As temperatures rise across the Arctic nearly faster than any place, Iceland is grappling with the prospect of a future with no ice. Energy producers are upgrading hydroelectric power plants and experimenting with burying carbon dioxide. Proposals are being floated for a new port to capitalize on potential cargo traffic as shipping companies vie to open routes through the melting ice. The fishing industry is slashing fossil fuel use with energy-efficient ships.

Glaciers occupy more than a tenth of this island. Every single one is melting. Where other countries face rising seas, Iceland is confronting a rise in land.

When Europe suffered record-breaking heat in July, Iceland’s capital, Reykjavik, clocked its highest temperatures ever. Iceland’s economy is on the cusp of a recession, partly because an important export, the capelin fish, vanished this year in search of colder waters.

“We are taking responsibility to seek practical solutions,” President Gudni Jóhannesson said. “But we can do better.”

The country elected Katrín Jakobsdóttir as prime minister in 2017 on a platform of tackling climate change. Her government is budgeting $55 million over five years for reforestation, conservation and carbon-free transport projects.

Environmental activists say that still isn’t enough to make Iceland, a wealthy nation of just 350,000 people, a model. Despite generating clean geothermal energy and hydropower, major industries also produce a third of Iceland’s carbon dioxide. Tourism, now the engine of growth after a banking collapse in 2008, has added to Iceland’s climate woes.

Ólafur Eggertsson, a farmer, has been anticipating how to tame his new environment. The nearby Eyjafjallajökull volcano erupted in 2010, raining ash over the farm run by his family since 1906. But even before that, the glacier had been visibly retreating — and glaciers keep volcanoes cool. Scientists predict more eruptions in the coming century.

Eggertsson is working to make the farm carbon neutral by transforming it from a dairy operation to a 160-acre estate with barley and rapeseed fields — crops that couldn’t grow in the cold climate 50 years ago.

“Sometimes what I’m doing feels like a drop in the ocean,” he said. “But humans are contributing to warming. I have no choice but to act.”

While the land here has risen nearly 20 inches since the 1930s, in the last decade alone, it has floated 4 inches above sea level. It is forecast to rise as much as 6 feet in the coming century, the Icelandic Meteorological Office said.

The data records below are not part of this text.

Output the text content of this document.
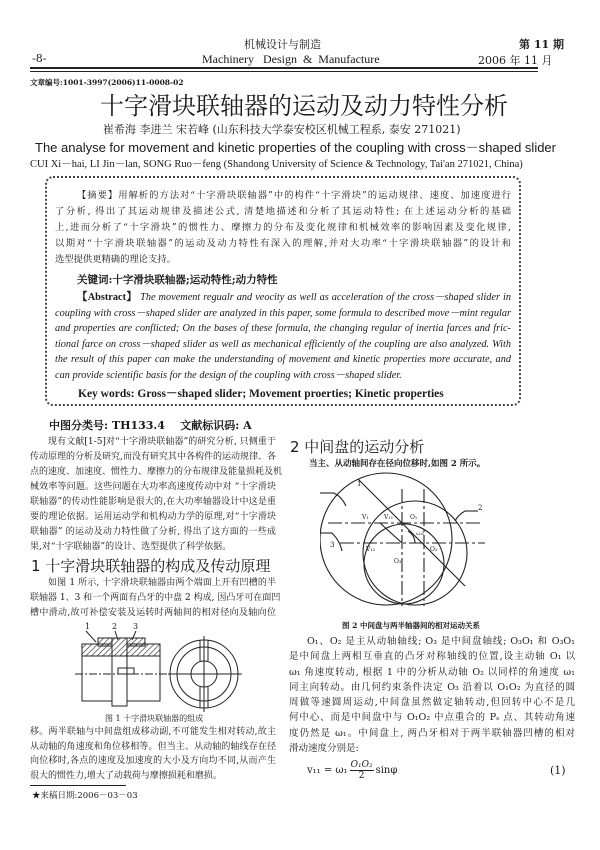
机械设计与制造	第 11 期
-8-	Machinery   Design  &  Manufacture	2006 年 11 月
文章编号:1001-3997(2006)11-0008-02
十字滑块联轴器的运动及动力特性分析
崔希海 李进兰 宋若峰 (山东科技大学泰安校区机械工程系, 泰安 271021)
The analyse for movement and kinetic properties of the coupling with cross－shaped slider
CUI Xi－hai, LI Jin－lan, SONG Ruo－feng (Shandong University of Science & Technology, Tai'an 271021, China)
【摘要】用解析的方法对“十字滑块联轴器”中的构件“十字滑块”的运动规律、速度、加速度进行
了分析, 得出了其运动规律及描述公式, 清楚地描述和分析了其运动特性; 在上述运动分析的基础
上,进而分析了“十字滑块”的惯性力、摩擦力的分布及变化规律和机械效率的影响因素及变化规律,
以期对“十字滑块联轴器”的运动及动力特性有深入的理解,并对大功率“十字滑块联轴器”的设计和
选型提供更精确的理论支持。
关键词:十字滑块联轴器;运动特性;动力特性
【Abstract】 The movement regualr and veocity as well as acceleration of the cross－shaped slider in
coupling with cross－shaped slider are analyzed in this paper, some formula to described move－mint regular
and properties are conflicted; On the bases of these formula, the changing regular of inertia farces and fric-
tional farce on cross－shaped slider as well as mechanical efficiently of the coupling are also analyzed. With
the result of this paper can make the understanding of movement and kinetic properties more accurate, and
can provide scientific basis for the design of the coupling with cross－shaped slider.
Key words: Gross－shaped slider; Movement proerties; Kinetic properties
中图分类号: TH133.4    文献标识码: A
现有文献[1-5]对“十字滑块联轴器”的研究分析, 只侧重于
传动原理的分析及研究,而没有研究其中各构件的运动规律、各
点的速度、加速度、惯性力、摩擦力的分布规律及能量损耗及机
械效率等问题。这些问题在大功率高速度传动中对 “十字滑块
联轴器”的传动性能影响是很大的,在大功率轴器设计中这是重
要的理论依据。运用运动学和机构动力学的原理,对“十字滑块
联轴器” 的运动及动力特性做了分析, 得出了这方面的一些成
果,对“十字联轴器”的设计、选型提供了科学依据。
1 十字滑块联轴器的构成及传动原理
如图 1 所示, 十字滑块联轴器由两个端面上开有凹槽的半
联轴器 1、3 和一个两面有凸牙的中盘 2 构成, 因凸牙可在面凹
槽中滑动,故可补偿安装及运转时两轴间的相对径向及轴向位
1	2 3
图 1 十字滑块联轴器的组成
移。两半联轴与中间盘组成移动副,不可能发生相对转动,故主
从动轴的角速度和角位移相等。但当主、从动轴的轴线存在径
向位移时,各点的速度及加速度的大小及方向均不同,从而产生
很大的惯性力,增大了动载荷与摩擦损耗和磨损。
★来稿日期:2006－03－03
2 中间盘的运动分析
当主、从动轴间存在径向位移时,如图 2 所示。
1
2
3
V₁	V₁₁
V₁₂
O₁
O₂
O₃
ω₁t
图 2 中间盘与两半轴器间的相对运动关系
O₁、O₂ 是主从动轴轴线; O₃ 是中间盘轴线; O₃O₁ 和 O₃O₁
是中间盘上两相互垂直的凸牙对称轴线的位置,设主动轴 O₁ 以
ω₁ 角速度转动, 根据 1 中的分析从动轴 O₂ 以同样的角速度 ω₁
同主向转动。由几何约束条件决定 O₃ 沿着以 O₁O₂ 为直径的圆
周做等速圆周运动,中间盘虽然做定轴转动,但回转中心不是几
何中心、而是中间盘中与 O₁O₂ 中点重合的 Pₛ 点、其转动角速
度仍然是 ω₁。中间盘上, 两凸牙相对于两半联轴器凹槽的相对
滑动速度分别是:
$v_{11} = \omega_1 \frac{\text{O₁O₂}}{2}$ sinφ	(1)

Glacial melting is also expected to oversaturate watersheds in the next century, and scientists predict that they then will dry up, forcing energy producers to adapt. Landsvirkjun, the state-run energy company, is building room for additional water turbines at its dams. It is also building new capacity for wind turbines. “We’re taking into account what will happen in the next 50 to 100 years,” said Óli Grétar Blondal Sveinsson, the executive vice president for research and development. “There will be no glaciers.”